If we would have new knowledge, we must get a whole world of new questions. ~Susanne K. Langer
Years ago, when I was starting out in college I tried majoring in physics, which didn't work out so well. After a considerable struggle, I ended up majoring in Management Science, a rather strange amalgam of economics, finance, behavioral science, and computer science (which left me with an impressive-sounding major that no one has ever understood, but it looked good on a resume). Physics took its toll on a lot of my fellow classmates, and for some reason, many of them gave astronomy a try, as if that was something easy. Now I had taken a course in radio astronomy, so I knew that thinking astronomy was easier than physics was like thinking that a volcano was less dangerous than an earthquake. Either one can get you, if you don't watch out.
One thing that makes astronomy difficult is that you are trying to understand very complex systems that are very far away. Yet astronomers make up convincing theories to explain what they observe, along with astrophysicists and physicists as well. Unfortunately, since the universe is large and our means of observing it get more sophisticated all the time, astronomers keep finding things that upset the applecart, causing major reappraisals in thinking and intense (and sometimes acrimonious) debate. In science, this is called “fun.”
One of the current areas of “fun” involves Gamma Ray Bursters (GRBs). GRBs are titanic explosions that propel huge amounts of gamma rays in our direction. Originally, they were thought to be events occurring relatively near by, in astronomical terms, at least. For that to be the case, the GRBs should have fallen in the plane of the Milky Way, since everything near to us falls into that area. As more data was gathered, though, it was found that GRBs were all over the sky, which meant that they were coming from a long way off.
Ultimately, thanks to timely observations, the distance to one of these things was determined, which turned out to be very, very far away. This information was very disconcerting because to generate the strength of gamma radiation that was detected over the huge distances, the energy being released had to be so enormous as to violate Einstein's famous equation, E=mc2.
Now you can mess with a lot of things in science, but the mass-energy equivalency is not something to be tinkered with lightly. Yet, if the GRBs were viewed as traditional explosions, radiating uniformly in all directions, then some, if not each one, would have to be converting an amount of mass equal to all the visible mass in the universe into energy.
Somehow, that seemed unlikely.
But, there was an observed phenomenon that would explain the intense bursts. If, instead of a uniform blast, the gamma rays were ejected as “beacons” or “jets”, say from each magnetic pole, then the mass-energy conversion works just fine. Just such jets of radiation have been observed for years, first by radio astronomers, later by visual observations from Hubble. If the Earth lies in the path of the jet, we see a brilliant outpouring of gamma rays. So one problem was solved. But the question still remained: What are GRBs anyway?
There has been no shortage of theories, including colliding neutron stars, matter falling into a massive black hole, even colliding black holes. Now, a new observation has astronomers thinking in a more traditional direction: Supernovas.

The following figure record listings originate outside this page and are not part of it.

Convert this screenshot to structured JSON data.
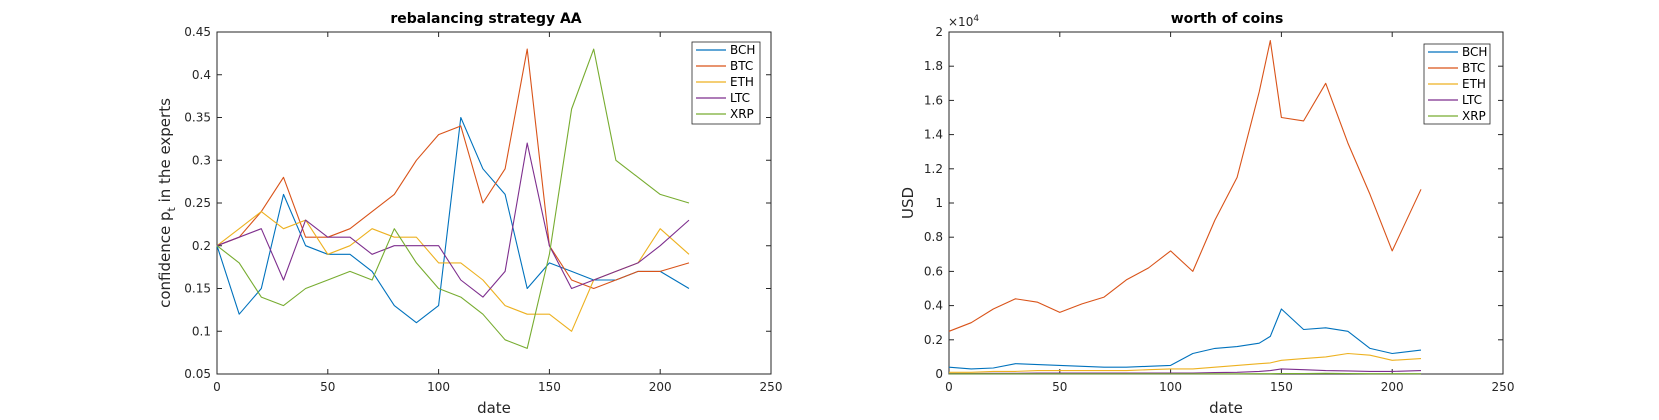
{
  "figure": {
    "colors": {
      "BCH": "#0072BD",
      "BTC": "#D95319",
      "ETH": "#EDB120",
      "LTC": "#7E2F8E",
      "XRP": "#77AC30"
    }
  },
  "chart_data": [
    {
      "type": "line",
      "title": "rebalancing strategy AA",
      "xlabel": "date",
      "ylabel_main": "confidence p",
      "ylabel_sub": "t",
      "ylabel_rest": " in the experts",
      "xlim": [
        0,
        250
      ],
      "ylim": [
        0.05,
        0.45
      ],
      "xticks": [
        0,
        50,
        100,
        150,
        200,
        250
      ],
      "yticks": [
        0.05,
        0.1,
        0.15,
        0.2,
        0.25,
        0.3,
        0.35,
        0.4,
        0.45
      ],
      "ytick_labels": [
        "0.05",
        "0.1",
        "0.15",
        "0.2",
        "0.25",
        "0.3",
        "0.35",
        "0.4",
        "0.45"
      ],
      "legend_position": "top-right",
      "grid": false,
      "x": [
        0,
        10,
        20,
        30,
        40,
        50,
        60,
        70,
        80,
        90,
        100,
        110,
        120,
        130,
        140,
        150,
        160,
        170,
        180,
        190,
        200,
        213
      ],
      "series": [
        {
          "name": "BCH",
          "values": [
            0.2,
            0.12,
            0.15,
            0.26,
            0.2,
            0.19,
            0.19,
            0.17,
            0.13,
            0.11,
            0.13,
            0.35,
            0.29,
            0.26,
            0.15,
            0.18,
            0.17,
            0.16,
            0.16,
            0.17,
            0.17,
            0.15
          ]
        },
        {
          "name": "BTC",
          "values": [
            0.2,
            0.21,
            0.24,
            0.28,
            0.21,
            0.21,
            0.22,
            0.24,
            0.26,
            0.3,
            0.33,
            0.34,
            0.25,
            0.29,
            0.43,
            0.2,
            0.16,
            0.15,
            0.16,
            0.17,
            0.17,
            0.18
          ]
        },
        {
          "name": "ETH",
          "values": [
            0.2,
            0.22,
            0.24,
            0.22,
            0.23,
            0.19,
            0.2,
            0.22,
            0.21,
            0.21,
            0.18,
            0.18,
            0.16,
            0.13,
            0.12,
            0.12,
            0.1,
            0.16,
            0.17,
            0.18,
            0.22,
            0.19
          ]
        },
        {
          "name": "LTC",
          "values": [
            0.2,
            0.21,
            0.22,
            0.16,
            0.23,
            0.21,
            0.21,
            0.19,
            0.2,
            0.2,
            0.2,
            0.16,
            0.14,
            0.17,
            0.32,
            0.2,
            0.15,
            0.16,
            0.17,
            0.18,
            0.2,
            0.23
          ]
        },
        {
          "name": "XRP",
          "values": [
            0.2,
            0.18,
            0.14,
            0.13,
            0.15,
            0.16,
            0.17,
            0.16,
            0.22,
            0.18,
            0.15,
            0.14,
            0.12,
            0.09,
            0.08,
            0.19,
            0.36,
            0.43,
            0.3,
            0.28,
            0.26,
            0.25
          ]
        }
      ]
    },
    {
      "type": "line",
      "title": "worth of coins",
      "xlabel": "date",
      "ylabel": "USD",
      "exponent_base": "×10",
      "exponent_power": "4",
      "xlim": [
        0,
        250
      ],
      "ylim": [
        0,
        20000
      ],
      "xticks": [
        0,
        50,
        100,
        150,
        200,
        250
      ],
      "yticks": [
        0,
        2000,
        4000,
        6000,
        8000,
        10000,
        12000,
        14000,
        16000,
        18000,
        20000
      ],
      "ytick_labels": [
        "0",
        "0.2",
        "0.4",
        "0.6",
        "0.8",
        "1",
        "1.2",
        "1.4",
        "1.6",
        "1.8",
        "2"
      ],
      "legend_position": "top-right",
      "grid": false,
      "x": [
        0,
        10,
        20,
        30,
        40,
        50,
        60,
        70,
        80,
        90,
        100,
        110,
        120,
        130,
        140,
        145,
        150,
        160,
        170,
        180,
        190,
        200,
        213
      ],
      "series": [
        {
          "name": "BCH",
          "values": [
            400,
            300,
            350,
            600,
            550,
            500,
            450,
            400,
            400,
            450,
            500,
            1200,
            1500,
            1600,
            1800,
            2200,
            3800,
            2600,
            2700,
            2500,
            1500,
            1200,
            1400
          ]
        },
        {
          "name": "BTC",
          "values": [
            2500,
            3000,
            3800,
            4400,
            4200,
            3600,
            4100,
            4500,
            5500,
            6200,
            7200,
            6000,
            9000,
            11500,
            16500,
            19500,
            15000,
            14800,
            17000,
            13500,
            10500,
            7200,
            10800
          ]
        },
        {
          "name": "ETH",
          "values": [
            100,
            100,
            150,
            150,
            200,
            200,
            200,
            200,
            200,
            250,
            300,
            300,
            400,
            500,
            600,
            650,
            800,
            900,
            1000,
            1200,
            1100,
            800,
            900
          ]
        },
        {
          "name": "LTC",
          "values": [
            30,
            30,
            40,
            40,
            50,
            50,
            50,
            50,
            50,
            60,
            60,
            60,
            80,
            100,
            150,
            200,
            300,
            250,
            200,
            180,
            150,
            150,
            200
          ]
        },
        {
          "name": "XRP",
          "values": [
            10,
            10,
            10,
            10,
            10,
            10,
            10,
            10,
            10,
            10,
            10,
            10,
            10,
            10,
            20,
            20,
            30,
            30,
            40,
            30,
            20,
            20,
            20
          ]
        }
      ]
    }
  ]
}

Supernovas would make excellent candidates for GRBs in a number of ways. First, supernovas are known to explode in a symmetrical way but not in a uniformly radiating manner. The best way to describe supernova explosions is to think of them as expelling matter and radiation in the shape of an hourglass. At the equator of the star, a disk of matter is ejected, but the main burst is from the poles (Eta Carinae is an excellent example).
Secondly, since there are a lot of stars, there are a lot of supernovas, which would explain why we see so many. Thirdly, early stars were bigger, shorter-lived stars, so we'd expect to see more GRBs at great distances, which we do. Things come together nicely.
However, not everything is so rosy. The supernova that was observed in conjunction with the GRB event lasted longer than normal. It also was less energetic than most GRBs, so, of course, scientists have created a sub-class of GRBs called “X-ray flashes”. I don't know if the IAU had anything to do with this (sneaky reference to Pluto; sorry).
Also, not all supernovas create GRBs. While this could be due to the directional nature of GRBs (that is, we see the light but the gamma ray burst is aimed in another direction), it's probably more a sign that not all GRBs can be explained by supernovas. Since GRBs are associated with black holes and not all supernovas result in black holes, it makes sense that there is yet another source or sources for the mysterious outbursts.
What makes this observation so interesting is that the star doesn't appear to be massive enough to collapse into a black hole. In addition, the GRB actually preceded the stellar explosion. So X-ray flashes may be a precursor to certain types of supernova events, but not all GRBs are necessarily associated with such events.
So, we have a new piece of information that, as is often the case, raises more questions than it answers. We are still a ways from knowing what GRBs are and how they fit into the great cosmic story, but we've come a tiny step closer. A lot more analysis will need to be done of the current data, and many more observations will need to be made. And, in the meantime, there will be much theorizing, debating, and arguing about what has been found.
As I said, this is what scientists call “fun.”